Unfortunately, the magic wand is sputtering. Layoffs have been growing heavy, and the ranks of the unemployed are filling with a large number of well-educated workers. If you consider all holders of post-secondary degrees, they comprise 41.3% of the unemployed.
Layoffs Are Up
In October 2025, U.S.-based corporations announced 153,074 job cuts, according to outplacement company Challenger, Gray & Christmas. That was up 183% from the 54,064 job cuts in September. The October figure was up 175% from 55,597 the year before.
“Through October, employers have announced 1,099,500 job cuts, an increase of 65% from the 664,839 announced in the first ten months of last year,” they wrote. “It is up 44% from the 761,358 cuts announced in all of 2024. Year-to-date job cuts are at the highest level since 2020, when 2,304,755 cuts were announced through October.”
The firm tracked almost 450 individual job-cut plans last month. There were just under 400 in September.
Through October, there were 1,099,500 job cuts.

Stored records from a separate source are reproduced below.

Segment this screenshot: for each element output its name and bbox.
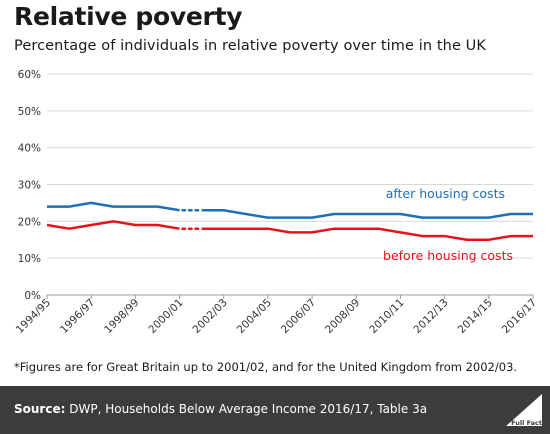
line-chart: 0% 10% 20% 30% 40% 50% 60% 1994/95 1996/97 1998/9… (14, 69, 539, 336)
x-tick-label: 2012/13 (411, 297, 450, 336)
series-label-before-housing-costs: before housing costs (383, 248, 513, 263)
chart-title: Relative poverty (14, 2, 243, 31)
y-tick-label: 60% (18, 69, 41, 81)
x-tick-label: 2006/07 (279, 297, 318, 336)
series-line-after_housing_costs (201, 209, 533, 219)
source-text: DWP, Households Below Average Income 201… (69, 402, 428, 416)
source-line: Source: DWP, Households Below Average In… (14, 402, 427, 416)
full-fact-logo: Full Fact (506, 394, 542, 427)
chart-subtitle: Percentage of individuals in relative po… (14, 38, 487, 54)
y-tick-label: 0% (24, 290, 41, 302)
series-line-before_housing_costs (201, 227, 533, 241)
x-tick-label: 2016/17 (500, 297, 539, 336)
x-tick-label: 2008/09 (323, 297, 362, 336)
y-tick-label: 50% (18, 106, 41, 118)
footnote: *Figures are for Great Britain up to 200… (14, 360, 518, 374)
source-label: Source: (14, 402, 66, 416)
x-tick-label: 2002/03 (191, 297, 230, 336)
x-tick-label: 1996/97 (58, 297, 97, 336)
y-tick-label: 40% (18, 143, 41, 155)
y-tick-label: 20% (18, 216, 41, 228)
x-tick-label: 2010/11 (367, 297, 406, 336)
logo-text: Full Fact (511, 419, 542, 427)
x-tick-label: 2000/01 (146, 297, 185, 336)
x-tick-label: 2004/05 (235, 297, 274, 336)
logo-triangle (506, 394, 542, 426)
series-label-after-housing-costs: after housing costs (386, 186, 505, 201)
x-tick-label: 1998/99 (102, 297, 141, 336)
series-line-after_housing_costs (47, 201, 180, 212)
x-tick-label: 2014/15 (456, 297, 495, 336)
x-tick-label: 1994/95 (14, 297, 53, 336)
y-tick-label: 30% (18, 180, 41, 192)
y-tick-label: 10% (18, 253, 41, 265)
footer-bar: Source: DWP, Households Below Average In… (0, 386, 550, 434)
series-line-before_housing_costs (46, 220, 180, 230)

That was up 65% from 664,839 announced in the first ten months of last year. That was up 44% from 761,358 cuts in all of 2024.
According to Challenger, technology led the private-sector job cuts “as companies restructure amid AI integration, slower demand, and efficiency pressures.” Of the total job cuts in October, 33,281 were in this industry, which was the sector with the second-highest job eliminations.
College Unemployment Is High
The Bureau of Labor Statistics released the September 2025 employment report. There were 7.603 million unemployed, 1.923 million of whom possessed at least a bachelor’s degree, with another 1.254 million having attended some college or attained an associate’s degree.
That means 25.3% of the unemployed had a bachelor’s degree or higher and 16.5% had attended college or received an associate’s degree. Put them together and that is 41.8% of all the unemployed.
That may seem more than reasonable. If 54.9% of working adults have at least a bachelor’s or associate degree, it seems that if unemployment is evenly distributed, a hefty portion should fall among those with more education. The numbers suggest that people with post-secondary degrees got off more lightly.
But that returns to the promises made about college attendance: better incomes, secure jobs, and a more privileged life. That may have been true at one point. Today, perhaps not. The unemployment rate of new college graduates is more than double the overall national rate. The percentage of unemployed people out of work for at least half a year has been growing. And when you look for a new job, there is the possibility that advertised positions by legitimate companies are fake.
The economy is changing in some profound ways, but officials and experts don’t seem to pay much attention.